Completed Block Diagram

2. Adapting Your Project Architecture to an Intellectual Property
    
2.1 Additional Blocks
    

Because of rule 3.4 we see that I/O's must be isolated into a single, top-level block. We can also see from rules 3.5 and 3.6 that the top levels of different hierarchical functions must be connected to each other. In our project this connection is accomplished within the I/O block; however, you keep the I/O block separate and add an interconnect block. This allows the I/O block to be easily swapped out. Changeable I/O is desirable, since the I/O architecture of an embedded intellectual property can vary significantly from the I/O block needed when that same IP is used for a stand-alone application. This also allows the synthesis tool to readily remove unused functions by tying the inputs used only by that function to a static value (0 or 1).

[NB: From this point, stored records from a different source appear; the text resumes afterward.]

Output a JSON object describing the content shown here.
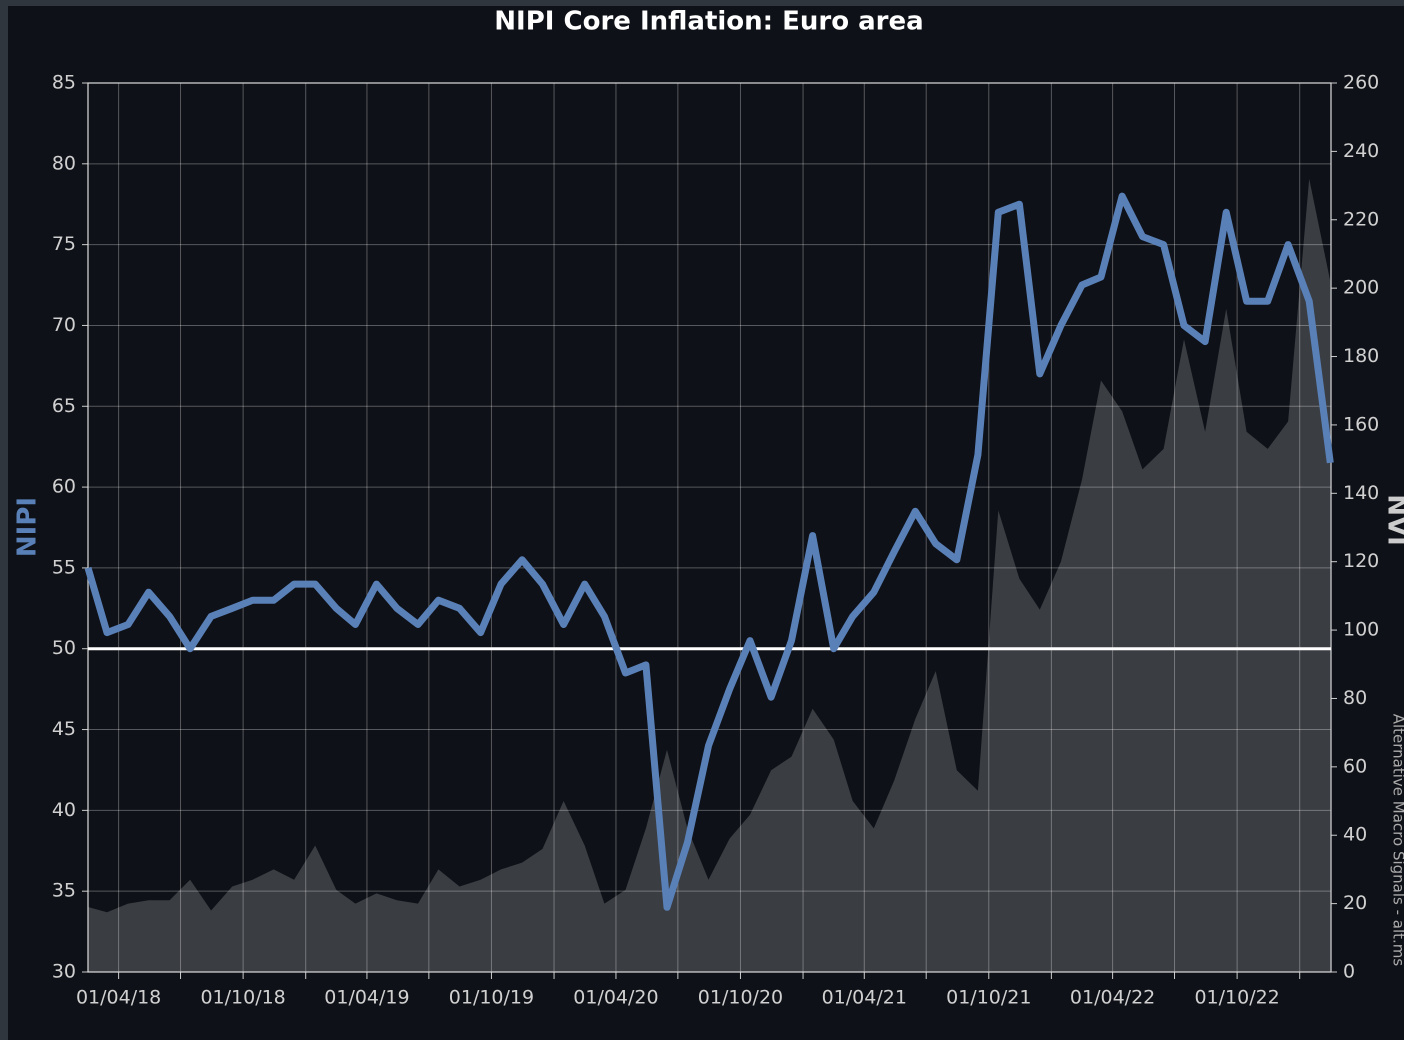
{
  "chart_data": {
    "type": "line",
    "title": "NIPI Core Inflation: Euro area",
    "ylabel": "NIPI",
    "y2label": "NVI",
    "note": "Alternative Macro Signals - alt.ms",
    "x": [
      "2018-02-15",
      "2018-03-15",
      "2018-04-15",
      "2018-05-15",
      "2018-06-15",
      "2018-07-15",
      "2018-08-15",
      "2018-09-15",
      "2018-10-15",
      "2018-11-15",
      "2018-12-15",
      "2019-01-15",
      "2019-02-15",
      "2019-03-15",
      "2019-04-15",
      "2019-05-15",
      "2019-06-15",
      "2019-07-15",
      "2019-08-15",
      "2019-09-15",
      "2019-10-15",
      "2019-11-15",
      "2019-12-15",
      "2020-01-15",
      "2020-02-15",
      "2020-03-15",
      "2020-04-15",
      "2020-05-15",
      "2020-06-15",
      "2020-07-15",
      "2020-08-15",
      "2020-09-15",
      "2020-10-15",
      "2020-11-15",
      "2020-12-15",
      "2021-01-15",
      "2021-02-15",
      "2021-03-15",
      "2021-04-15",
      "2021-05-15",
      "2021-06-15",
      "2021-07-15",
      "2021-08-15",
      "2021-09-15",
      "2021-10-15",
      "2021-11-15",
      "2021-12-15",
      "2022-01-15",
      "2022-02-15",
      "2022-03-15",
      "2022-04-15",
      "2022-05-15",
      "2022-06-15",
      "2022-07-15",
      "2022-08-15",
      "2022-09-15",
      "2022-10-15",
      "2022-11-15",
      "2022-12-15",
      "2023-01-15",
      "2023-02-15"
    ],
    "series": [
      {
        "name": "NVI",
        "style": "area",
        "axis": "y2",
        "color": "#3a3d42",
        "values": [
          19,
          17.5,
          20,
          21,
          21,
          27,
          18,
          25,
          27,
          30,
          27,
          37,
          24,
          20,
          23,
          21,
          20,
          30,
          25,
          27,
          30,
          32,
          36,
          50,
          37,
          20,
          24,
          42,
          65,
          42,
          27,
          39,
          46,
          59,
          63,
          77,
          68,
          50,
          42,
          56,
          74,
          88,
          59,
          53,
          135,
          115,
          106,
          120,
          144,
          173,
          164,
          147,
          153,
          185,
          158,
          194,
          158,
          153,
          161,
          232,
          202
        ]
      },
      {
        "name": "NIPI",
        "style": "line",
        "color": "#5a80b8",
        "values": [
          55,
          51,
          51.5,
          53.5,
          52,
          50,
          52,
          52.5,
          53,
          53,
          54,
          54,
          52.5,
          51.5,
          54,
          52.5,
          51.5,
          53,
          52.5,
          51,
          54,
          55.5,
          54,
          51.5,
          54,
          52,
          48.5,
          49,
          34,
          38,
          44,
          47.5,
          50.5,
          47,
          50.5,
          57,
          50,
          52,
          53.5,
          56,
          58.5,
          56.5,
          55.5,
          62,
          77,
          77.5,
          67,
          70,
          72.5,
          73,
          78,
          75.5,
          75,
          70,
          69,
          77,
          71.5,
          71.5,
          75,
          71.5,
          61.5
        ]
      }
    ],
    "reference_line": 50,
    "xlim": [
      "2018-02-15",
      "2023-02-16"
    ],
    "xticks": [
      {
        "value": "2018-04-01",
        "label": "01/04/18"
      },
      {
        "value": "2018-10-01",
        "label": "01/10/18"
      },
      {
        "value": "2019-04-01",
        "label": "01/04/19"
      },
      {
        "value": "2019-10-01",
        "label": "01/10/19"
      },
      {
        "value": "2020-04-01",
        "label": "01/04/20"
      },
      {
        "value": "2020-10-01",
        "label": "01/10/20"
      },
      {
        "value": "2021-04-01",
        "label": "01/04/21"
      },
      {
        "value": "2021-10-01",
        "label": "01/10/21"
      },
      {
        "value": "2022-04-01",
        "label": "01/04/22"
      },
      {
        "value": "2022-10-01",
        "label": "01/10/22"
      }
    ],
    "xminorticks": [
      "2018-07-01",
      "2019-01-01",
      "2019-07-01",
      "2020-01-01",
      "2020-07-01",
      "2021-01-01",
      "2021-07-01",
      "2022-01-01",
      "2022-07-01",
      "2023-01-01"
    ],
    "ylim": [
      30,
      85
    ],
    "yticks": [
      30,
      35,
      40,
      45,
      50,
      55,
      60,
      65,
      70,
      75,
      80,
      85
    ],
    "y2lim": [
      0,
      260
    ],
    "y2ticks": [
      0,
      20,
      40,
      60,
      80,
      100,
      120,
      140,
      160,
      180,
      200,
      220,
      240,
      260
    ],
    "grid": true
  }
}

Many device vendor synthesis tools can infer global clocks. In some cases, they must be tied to a buffer in the I/O module. I generally apply those buffers without any associated compiler directives, since may ASICs will require them. However, applying a buffer to an input signal may affect the synthesis of certain vendor topologies or devices so you may end up adding compiler directives or conditional statements later to support these vendor devices or topologies.

Also note that bi-directional signals are broken apart leaving and entering the I/O module. For instance, in our microprocessor IP, the AD bus has an ad_in signal set going out of the I/O module from the connected modules, and an ad_out signal set entering the I/O module from the connected modules. Because of this separation, we can remove ad_in from the bus interface, since the bus interface will never directly use it.

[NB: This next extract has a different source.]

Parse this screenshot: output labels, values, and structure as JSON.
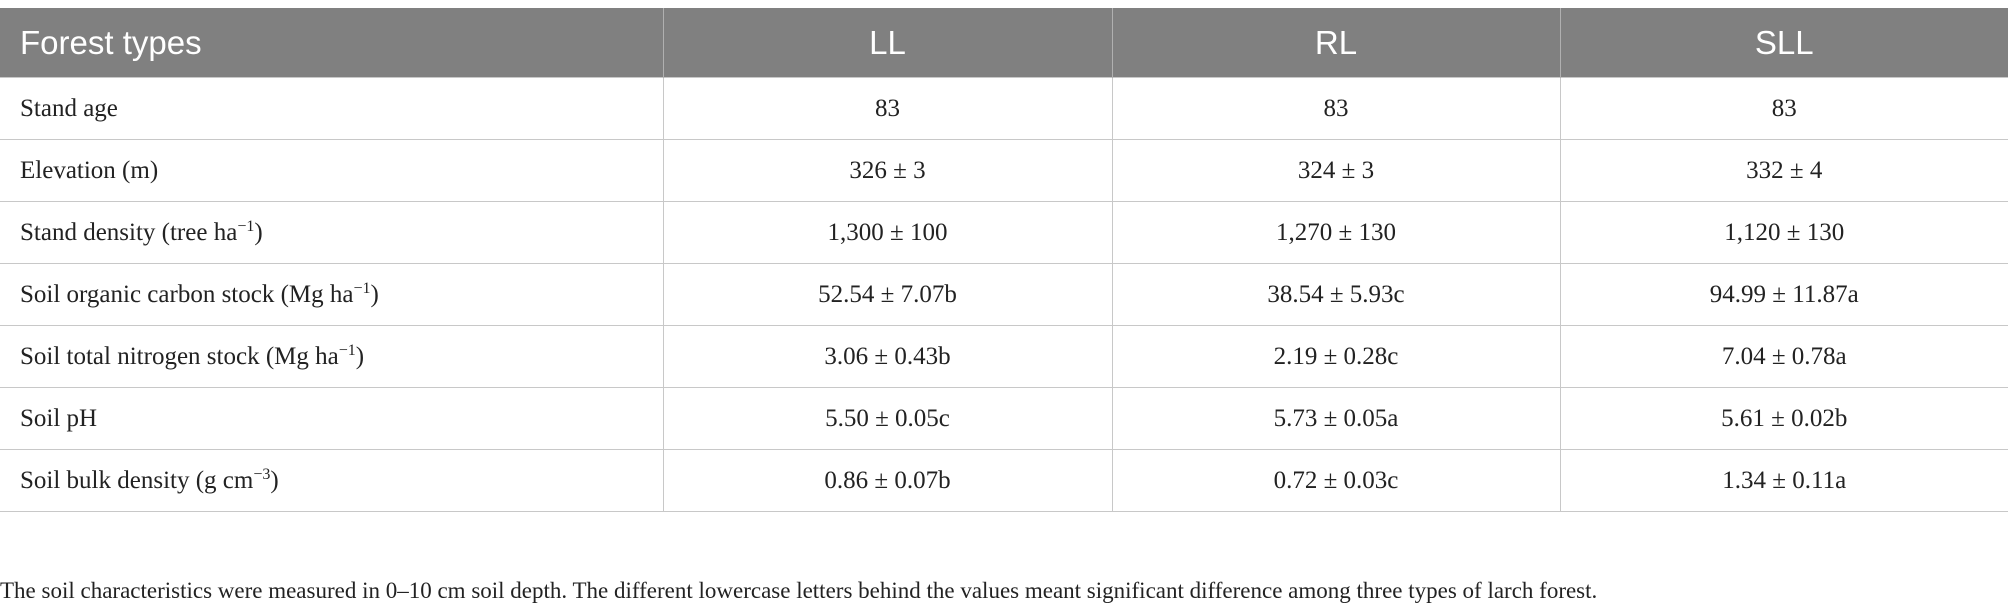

Whenever possible, the control and signal sense of all I/O buffers should be the same. In other words, all I/O tristate buffers should be either bufif0 or bufif1, but not a mix of the two. They should be non-inverting in function. When this is not possible, as in the case of the buffer for rst_out_pad in our project, it is better to invert the state of the control or input signal than to change the buffer (in our example we will invert rst_in_n to generate rst_out_pad rather than inserting an inverting buffer).

    
2.2 Developing a Project Skeleton
    

The project skeleton is the first version of your Verilog code. It consists of a completed I/O module and black box modules for each of your physical architectural blocks, which will serve either as complete functions or as the top level modules in function hierarchies. Connect the known signals to these blocks. Additional signals can easily be inserted and unused signals removed as your project evolves.

he first project evolution can begin while you are creating the project skeleton. While you are writing the Verilog code, project the block functional requirements and add any additional signal resource dependencies or unused signals that you have not identified during your block diagram development. Add or remove these signals to/from your functional block, project hierarchy, and block diagram. The block diagram that I presented earlier incorporated this type of evolution.

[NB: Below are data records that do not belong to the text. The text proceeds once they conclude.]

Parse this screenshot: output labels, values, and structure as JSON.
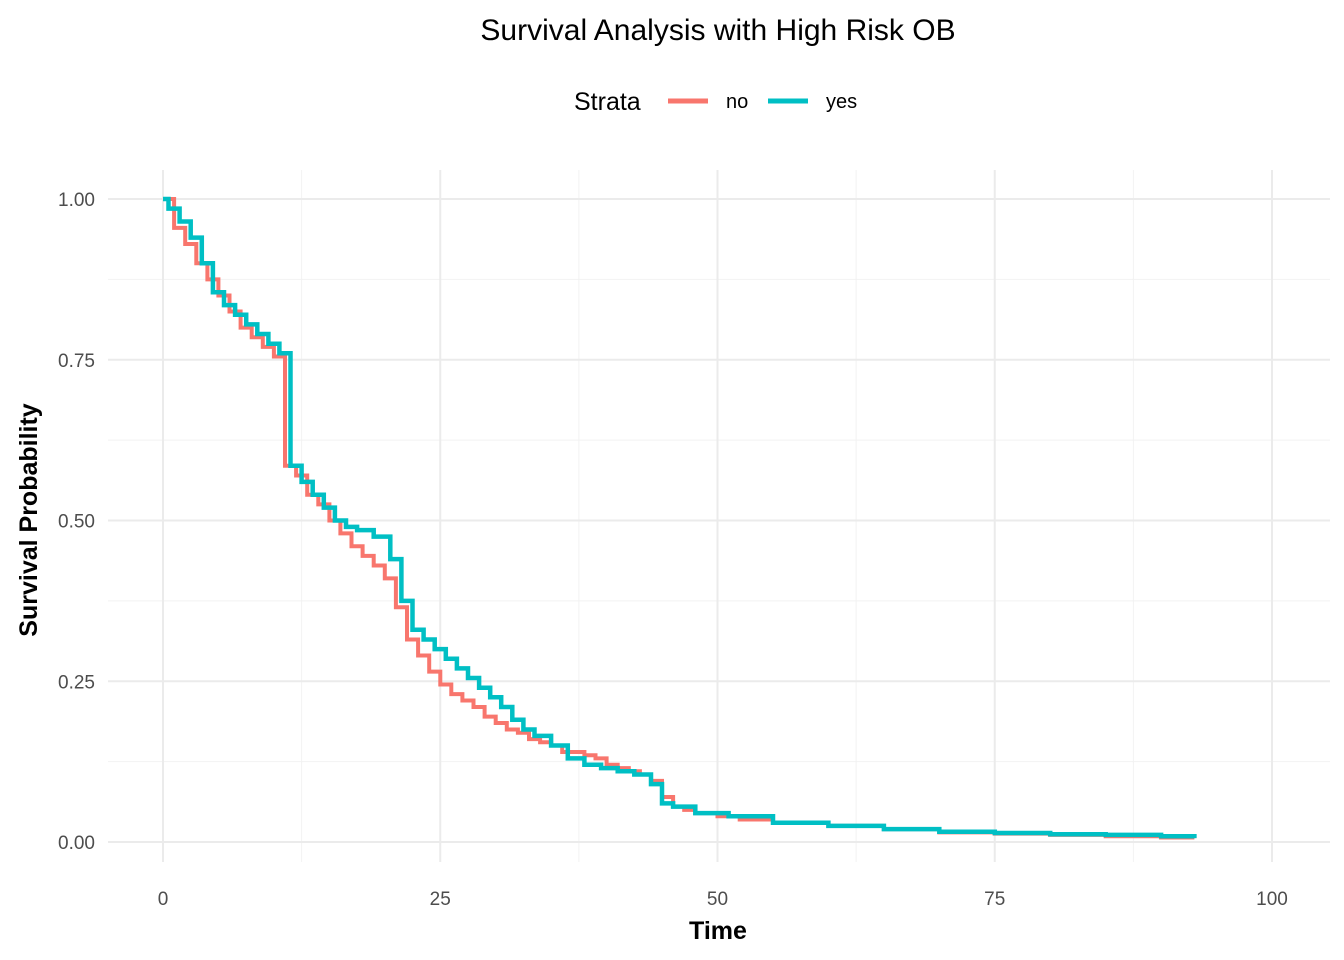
{
  "chart_data": {
    "type": "line",
    "subtype": "step",
    "title": "Survival Analysis with High Risk OB",
    "xlabel": "Time",
    "ylabel": "Survival Probability",
    "xlim": [
      0,
      100
    ],
    "ylim": [
      0,
      1
    ],
    "x_ticks": [
      0,
      25,
      50,
      75,
      100
    ],
    "x_tick_labels": [
      "0",
      "25",
      "50",
      "75",
      "100"
    ],
    "y_ticks": [
      0,
      0.25,
      0.5,
      0.75,
      1
    ],
    "y_tick_labels": [
      "0.00",
      "0.25",
      "0.50",
      "0.75",
      "1.00"
    ],
    "grid": true,
    "legend": {
      "title": "Strata",
      "position": "top"
    },
    "series": [
      {
        "name": "no",
        "color": "#F8766D",
        "x": [
          0,
          1,
          2,
          3,
          4,
          5,
          6,
          7,
          8,
          9,
          10,
          11,
          12,
          13,
          14,
          15,
          16,
          17,
          18,
          19,
          20,
          21,
          22,
          23,
          24,
          25,
          26,
          27,
          28,
          29,
          30,
          31,
          32,
          33,
          34,
          35,
          36,
          37,
          38,
          39,
          40,
          41,
          42,
          43,
          44,
          45,
          46,
          47,
          48,
          50,
          52,
          55,
          60,
          65,
          70,
          75,
          80,
          85,
          90,
          93
        ],
        "y": [
          1.0,
          0.955,
          0.93,
          0.9,
          0.875,
          0.85,
          0.825,
          0.8,
          0.785,
          0.77,
          0.755,
          0.585,
          0.57,
          0.54,
          0.525,
          0.5,
          0.48,
          0.46,
          0.445,
          0.43,
          0.41,
          0.365,
          0.315,
          0.29,
          0.265,
          0.245,
          0.23,
          0.22,
          0.21,
          0.195,
          0.185,
          0.175,
          0.17,
          0.16,
          0.155,
          0.15,
          0.14,
          0.14,
          0.135,
          0.13,
          0.12,
          0.115,
          0.11,
          0.105,
          0.095,
          0.07,
          0.055,
          0.05,
          0.045,
          0.04,
          0.035,
          0.03,
          0.025,
          0.02,
          0.015,
          0.013,
          0.011,
          0.009,
          0.007,
          0.006
        ]
      },
      {
        "name": "yes",
        "color": "#00BFC4",
        "x": [
          0,
          0.5,
          1.5,
          2.5,
          3.5,
          4.5,
          5.5,
          6.5,
          7.5,
          8.5,
          9.5,
          10.5,
          11.5,
          12.5,
          13.5,
          14.5,
          15.5,
          16.5,
          17.5,
          19,
          20.5,
          21.5,
          22.5,
          23.5,
          24.5,
          25.5,
          26.5,
          27.5,
          28.5,
          29.5,
          30.5,
          31.5,
          32.5,
          33.5,
          35,
          36.5,
          38,
          39.5,
          41,
          42.5,
          44,
          45,
          46,
          48,
          51,
          55,
          60,
          65,
          70,
          75,
          80,
          85,
          90,
          93
        ],
        "y": [
          1.0,
          0.985,
          0.965,
          0.94,
          0.9,
          0.855,
          0.835,
          0.82,
          0.805,
          0.79,
          0.775,
          0.76,
          0.585,
          0.56,
          0.54,
          0.52,
          0.5,
          0.49,
          0.485,
          0.475,
          0.44,
          0.375,
          0.33,
          0.315,
          0.3,
          0.285,
          0.27,
          0.255,
          0.24,
          0.225,
          0.21,
          0.19,
          0.175,
          0.165,
          0.15,
          0.13,
          0.12,
          0.115,
          0.11,
          0.105,
          0.09,
          0.06,
          0.055,
          0.045,
          0.04,
          0.03,
          0.025,
          0.02,
          0.016,
          0.014,
          0.012,
          0.011,
          0.009,
          0.006
        ]
      }
    ]
  }
}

My project skeleton for our microprocessor appears as:

Skeleton

3. Exercise
 
  1. Pick a multi-functional device datasheet or description. Peripheral chips, such as the 8254 timer/counter or the 8251 USART, are good for this particular exercise.

  2. Read any available reviews for your device. Ask your peers for ideas; for instance, one of your peers might wish for an HDLC datalink controller built into the 8251 USART. Add enhancements based upon those reviews. Write a product specification from these inputs.

  3. Develop a preliminary block diagram for your enhanced project. Write descriptions of each block.

  4. Based upon your initial architecture, attach the known or anticipated I/O to each block. Add internal block connections and busses.

  5. Compare your block diagram with the vendor's block diagram if possible.

  6. Write a skeleton project for your block diagram. Add any additional signals identified during this process to your block diagram.